The Red Storm did get a 6-1, 7-5 victory from Nick Tolman at second singles, but first and third singles and both doubles teams were defeated in straight sets. Scarborough's season came to an end at 12-3.

"It was pretty close at the beginning," said Red Storm coach Craig McDonald. "They're very strong at doubles. I thought we had a chance at No. 1, but they're just too strong. Nick won his match. He's probably the best athlete in Scarborough. One of the mentally toughest athletes I've had. We've come a long way. We had one win my first two years."

"We have most of our kids coming back, but Windham does too. Hopefully we'll meet again next year."

South Portland, after going 7-5 in the regular season and earning the No. 6 seed, lost 4-1 at No. 3 Marshwood in the quarterfinals to wind up 7-6.

Cape Elizabeth also fell in the quarterfinals, but in much more painful fashion.

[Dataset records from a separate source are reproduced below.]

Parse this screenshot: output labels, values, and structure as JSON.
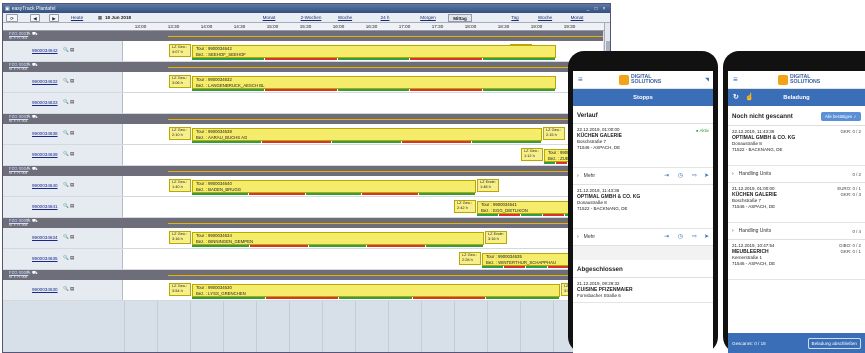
{
  "window": {
    "title": "easyTrack Plantafel",
    "controls": [
      "_",
      "□",
      "×"
    ],
    "toolbar": {
      "heute": "Heute",
      "date": "18 Jun 2018",
      "monat": "Monat",
      "zwei_wochen": "2-Wochen",
      "woche": "Woche",
      "h24": "24 h",
      "morgen": "Morgen",
      "mittag": "Mittag",
      "tag": "Tag",
      "woche2": "Woche",
      "monat2": "Monat"
    },
    "hours": [
      "13:00",
      "13:30",
      "14:00",
      "14:30",
      "15:00",
      "15:30",
      "16:00",
      "16:30",
      "17:00",
      "17:30",
      "18:00",
      "18:30",
      "19:00",
      "19:30"
    ]
  },
  "schedule": [
    {
      "vehicle": "FZG 0001",
      "sub": "M. F. H. 001"
    },
    {
      "tour_id": "9900034642",
      "labels": [
        {
          "text": "LZ Geo.: 4:07 h"
        },
        {
          "text": "LZ Ende: 4:07 h"
        }
      ],
      "tour": "Tour :  9900034642",
      "bez": "Bez. :  SEEHOF_SEEHOF"
    },
    {
      "vehicle": "FZG 0002",
      "sub": "M. F. H. 002"
    },
    {
      "tour_id": "9900034632",
      "labels": [
        {
          "text": "LZ Geo.: 3:06 h"
        }
      ],
      "tour": "Tour :  9900034632",
      "bez": "Bez. :  LANGENBRUCK_AESCH BL"
    },
    {
      "tour_id": "9900034633",
      "labels": [],
      "tour": "",
      "bez": ""
    },
    {
      "vehicle": "FZG 0003",
      "sub": "M. F. H. 003"
    },
    {
      "tour_id": "9900034638",
      "labels": [
        {
          "text": "LZ Geo.: 2:10 h"
        },
        {
          "text": "LZ Geo.: 2:15 h"
        }
      ],
      "tour": "Tour :  9900034638",
      "bez": "Bez. :  AARAU_BUCHS AG"
    },
    {
      "tour_id": "9900034639",
      "labels": [
        {
          "text": "LZ Geo.: 1:12 h"
        }
      ],
      "tour": "Tour :  990003",
      "bez": "Bez. :  ZUE"
    },
    {
      "vehicle": "FZG 0004",
      "sub": "M. F. H. 004"
    },
    {
      "tour_id": "9900034640",
      "labels": [
        {
          "text": "LZ Geo.: 1:40 h"
        },
        {
          "text": "LZ Ende: 1:48 h"
        }
      ],
      "tour": "Tour :  9900034640",
      "bez": "Bez. :  BADEN_BRUGG"
    },
    {
      "tour_id": "9900034641",
      "labels": [
        {
          "text": "LZ Geo.: 2:42 h"
        }
      ],
      "tour": "Tour :  9900034641",
      "bez": "Bez. :  EGG_DIETLIKON"
    },
    {
      "vehicle": "FZG 0005",
      "sub": "M. F. H. 005"
    },
    {
      "tour_id": "9900034634",
      "labels": [
        {
          "text": "LZ Geo.: 3:16 h"
        },
        {
          "text": "LZ Ende: 3:16 h"
        }
      ],
      "tour": "Tour :  9900034634",
      "bez": "Bez. :  BINNINGEN_GEMPEN"
    },
    {
      "tour_id": "9900034635",
      "labels": [
        {
          "text": "LZ Geo.: 2:28 h"
        }
      ],
      "tour": "Tour :  9900034635",
      "bez": "Bez. :  WINTERTHUR_SCHAPPHAU"
    },
    {
      "vehicle": "FZG 0006",
      "sub": "M. F. H. 006"
    },
    {
      "tour_id": "9900034630",
      "labels": [
        {
          "text": "LZ Geo.: 3:54 h"
        },
        {
          "text": "LZ Geo.: 3:54 h"
        }
      ],
      "tour": "Tour :  9900034630",
      "bez": "Bez. :  LYSS_GRENCHEN"
    }
  ],
  "phone1": {
    "logo_line1": "DIGITAL",
    "logo_line2": "SOLUTIONS",
    "header": "Stopps",
    "section1": "Verlauf",
    "stop1": {
      "date": "22.12.2019, 01:00:00",
      "name": "KÜCHEN GALERIE",
      "street": "Boschstraße 7",
      "city": "71546 - ASPACH, DE",
      "status": "Aktiv"
    },
    "mehr1": "Mehr",
    "stop2": {
      "date": "21.12.2019, 11:43:36",
      "name": "OPTIMAL GMBH & CO. KG",
      "street": "Donaustraße 8",
      "city": "71522 - BACKNANG, DE"
    },
    "mehr2": "Mehr",
    "section2": "Abgeschlossen",
    "stop3": {
      "date": "21.12.2019, 09:29:32",
      "name": "CUISINE PFIZENMAIER",
      "street": "Fornsbacher Straße 6"
    }
  },
  "phone2": {
    "logo_line1": "DIGITAL",
    "logo_line2": "SOLUTIONS",
    "header": "Beladung",
    "section1": "Noch nicht gescannt",
    "confirm_all": "Alle bestätigen",
    "item1": {
      "date": "22.12.2019, 11:43:36",
      "name": "OPTIMAL GMBH & CO. KG",
      "street": "Donaustraße 8",
      "city": "71522 - BACKNANG, DE",
      "count": "GKR: 0 / 2"
    },
    "handling1": "Handling Units",
    "handling1_count": "0 / 2",
    "item2": {
      "date": "21.12.2019, 01:00:00",
      "name": "KÜCHEN GALERIE",
      "street": "Boschstraße 7",
      "city": "71546 - ASPACH, DE",
      "count1": "EURO: 0 / 1",
      "count2": "GKR: 0 / 3"
    },
    "handling2": "Handling Units",
    "handling2_count": "0 / 4",
    "item3": {
      "date": "21.12.2019, 10:47:54",
      "name": "MEUBLEERICH",
      "street": "Kernerstraße 1",
      "city": "71546 - ASPACH, DE",
      "count1": "GIBO: 0 / 2",
      "count2": "GKR: 0 / 1"
    },
    "footer_count": "Gescannt: 0 / 18",
    "footer_button": "Beladung abschließen"
  }
}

The Capers went 9-3 in the regular season, but only earned the No. 6 seed, necessitating a trip to No. 3 Falmouth (the three-time defending regional champion) in the quarterfinals. The teams split 3-2 decisions in the regular season and last met in the playoffs last spring in the semifinals (a 4-1 triumph for the Yachtsmen).

Cape
Elizabeth won first and third singles, while Falmouth took second singles and the No. 2 doubles match.

The match then came down to an epic three-set battle at No. 1
doubles. The Yachtsmen's Jack Coster and Chris Moody beat the Capers'
Graham Nichols and Mike Takach 6-2 in the first set, but Nichols and Takach won the
second, 2-6.  The third set went back-and-forth with Falmouth winning
the first three games, Cape Elizabeth the next three, the Yachtsmen two
in a row, followed by two straight by the Capers. Coster and Moody put
themselves on the brink of victory when they went up 6-5, but Nichols
and Takach won the next game to necessitate a tiebreaker, with the
first team to seven points (winning by at least two) earning the crown.

There, Nichols and Takach appeared to seize control as they raced to
a 6-1 lead, putting Coster and Moody on the brink of defeat, but the
tandem wasn't finished, rising off the deck to win five straight points
to make it 6-6. Again, Nichols and Takach got to match point when they
went up 7-6, but Coster and Moody saved their best for last, winning
the next three to end the classic with a 9-7 tiebreaker victory.

"We had it in our grasp, but a great Falmouth team hung in and won a squeaker," said longtime Capers coach Andy Strout.

Cape Elizabeth hopes to bounce back and make another run in 2010.

"We have plenty of depth, but the loss of our No. 1 player will be a tough position to fill," Strout said.

No luck for girls

The girls' story featured Cape Elizabeth and Scarborough going the deepest.

In Western B, the Capers finished 8-4 and earned the No. 4 seed. After squeaking past No. 5 Yarmouth 3-2 in the quarterfinals, Cape Elizabeth went to undefeated powerhouse and top-ranked Falmouth for the semifinals and was unceremoniously ousted, 5-0, to finish 9-5.

"We ended with a familiar result against Falmouth," said Strout, who also coaches the girls. "I'm very happy with our year. We were second-best to a great team. Next year will certainly be a rebuilding one. The loss of five of seven players will be tough. It will be a rebuilding process."

In Western A, Scarborough went 11-1 in the regular season (losing only to undefeated Portland) and finished third in the standings. After eliminating No. 6 Westbrook, 4-1, in the quarterfinals, the Red Storm were sent packing in a tough match at No. 2 Gorham, 3-2, ending their year at 12-2.

"We played well and I was very proud of how the girls banded together and played with pride," said Scarborough coach Lincoln MacIsaac. "Allie Pastore and Devin Cain stepped to the plate both during the match and during the week leading up to it. We were faced with some adversity and all the girls pulled together to work through it. This team deserves credit for being fighters and for refusing to let the circumstances get them down." 

South Portland was 6-6 in the regular season and earned the No. 8 spot. After edging No. 9 Thornton Academy 3-2 in the preliminary round, the Red Riots were bounced from the playoffs by top-ranked Portland, 5-0, to finish 7-7.